I imagine. I visited said town for the first time in 15 years last summer. It had not changed one single bit. The old folks looked just the same, the grown-ups were a little greyer, and people my age had either escaped or turned into their parents.
Also, drugs are rampant, and the "cool kids" tend to get into knife fights with the local sami population. 
"At first I lifted weights.  But then I asked myself, 'why not people?'  Now everyone runs for the fjord when they see me."


Horribly Oscillating Assbasket of Deliciousness
[/b]

Doktor Howl

Quote from: Waffle Iron on April 02, 2012, 05:46:34 PM
Quote from: Doktor Howl on April 02, 2012, 05:43:38 PM
Quote from: Waffle Iron on April 02, 2012, 05:40:47 PM
" If you move away from here for more than a year, then come back, you're a fucking tourist. We don't like tourists"

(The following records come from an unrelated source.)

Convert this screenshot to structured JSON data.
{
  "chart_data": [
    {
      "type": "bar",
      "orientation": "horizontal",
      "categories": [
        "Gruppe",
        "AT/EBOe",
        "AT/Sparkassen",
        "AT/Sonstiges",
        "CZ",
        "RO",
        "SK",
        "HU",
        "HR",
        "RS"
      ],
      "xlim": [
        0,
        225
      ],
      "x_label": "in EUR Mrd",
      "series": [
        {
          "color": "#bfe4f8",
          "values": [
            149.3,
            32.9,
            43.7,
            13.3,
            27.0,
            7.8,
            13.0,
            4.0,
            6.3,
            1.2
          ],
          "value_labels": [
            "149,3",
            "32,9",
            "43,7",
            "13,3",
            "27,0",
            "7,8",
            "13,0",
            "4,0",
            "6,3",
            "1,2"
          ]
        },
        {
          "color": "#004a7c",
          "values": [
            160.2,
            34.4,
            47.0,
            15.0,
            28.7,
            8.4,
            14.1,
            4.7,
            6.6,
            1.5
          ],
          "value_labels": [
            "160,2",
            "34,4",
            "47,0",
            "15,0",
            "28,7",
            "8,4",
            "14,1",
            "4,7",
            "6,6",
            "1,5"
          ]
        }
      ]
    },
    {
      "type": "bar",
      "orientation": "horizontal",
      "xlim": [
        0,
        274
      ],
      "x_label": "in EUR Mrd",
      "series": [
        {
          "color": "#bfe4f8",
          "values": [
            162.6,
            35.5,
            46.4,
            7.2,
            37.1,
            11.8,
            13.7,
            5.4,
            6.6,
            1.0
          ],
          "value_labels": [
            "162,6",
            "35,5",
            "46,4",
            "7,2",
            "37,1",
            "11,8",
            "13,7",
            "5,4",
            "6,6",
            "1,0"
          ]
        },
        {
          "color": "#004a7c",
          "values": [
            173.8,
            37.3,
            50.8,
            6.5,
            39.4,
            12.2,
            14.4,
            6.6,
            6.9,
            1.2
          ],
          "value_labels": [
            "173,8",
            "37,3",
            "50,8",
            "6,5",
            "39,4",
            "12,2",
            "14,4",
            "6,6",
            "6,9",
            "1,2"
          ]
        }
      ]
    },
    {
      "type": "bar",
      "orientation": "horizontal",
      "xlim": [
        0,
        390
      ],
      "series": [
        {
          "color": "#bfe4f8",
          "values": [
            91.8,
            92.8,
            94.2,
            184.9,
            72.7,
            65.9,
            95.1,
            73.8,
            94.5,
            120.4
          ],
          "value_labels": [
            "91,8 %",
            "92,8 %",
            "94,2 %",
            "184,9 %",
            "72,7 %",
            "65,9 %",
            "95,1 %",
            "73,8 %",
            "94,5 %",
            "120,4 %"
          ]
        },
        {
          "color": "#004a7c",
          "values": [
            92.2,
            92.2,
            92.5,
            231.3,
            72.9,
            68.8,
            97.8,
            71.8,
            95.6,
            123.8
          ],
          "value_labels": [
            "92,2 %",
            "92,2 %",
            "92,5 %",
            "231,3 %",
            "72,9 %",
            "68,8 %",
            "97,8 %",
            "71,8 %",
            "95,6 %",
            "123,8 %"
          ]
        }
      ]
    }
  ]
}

^quote from one of the people I went to school with in a small norwegian town (pop. 280).

Jealousy at anyone that escaped for a time, I imagine.

I imagine. I visited said town for the first time in 15 years last summer. It had not changed one single bit. The old folks looked just the same, the grown-ups were a little greyer, and people my age had either escaped or turned into their parents.
Also, drugs are rampant, and the "cool kids" tend to get into knife fights with the local sami population.

Sami?
Molon Lube

Don Coyote

Quote from: Doktor Howl on April 02, 2012, 05:47:23 PM
Quote from: Waffle Iron on April 02, 2012, 05:46:34 PM
Quote from: Doktor Howl on April 02, 2012, 05:43:38 PM
Quote from: Waffle Iron on April 02, 2012, 05:40:47 PM
" If you move away from here for more than a year, then come back, you're a fucking tourist. We don't like tourists"

^quote from one of the people I went to school with in a small norwegian town (pop. 280).

Jealousy at anyone that escaped for a time, I imagine.

I imagine. I visited said town for the first time in 15 years last summer. It had not changed one single bit. The old folks looked just the same, the grown-ups were a little greyer, and people my age had either escaped or turned into their parents.
Also, drugs are rampant, and the "cool kids" tend to get into knife fights with the local sami population.

Sami?

Aren't they the semi nomadic reindeer herders?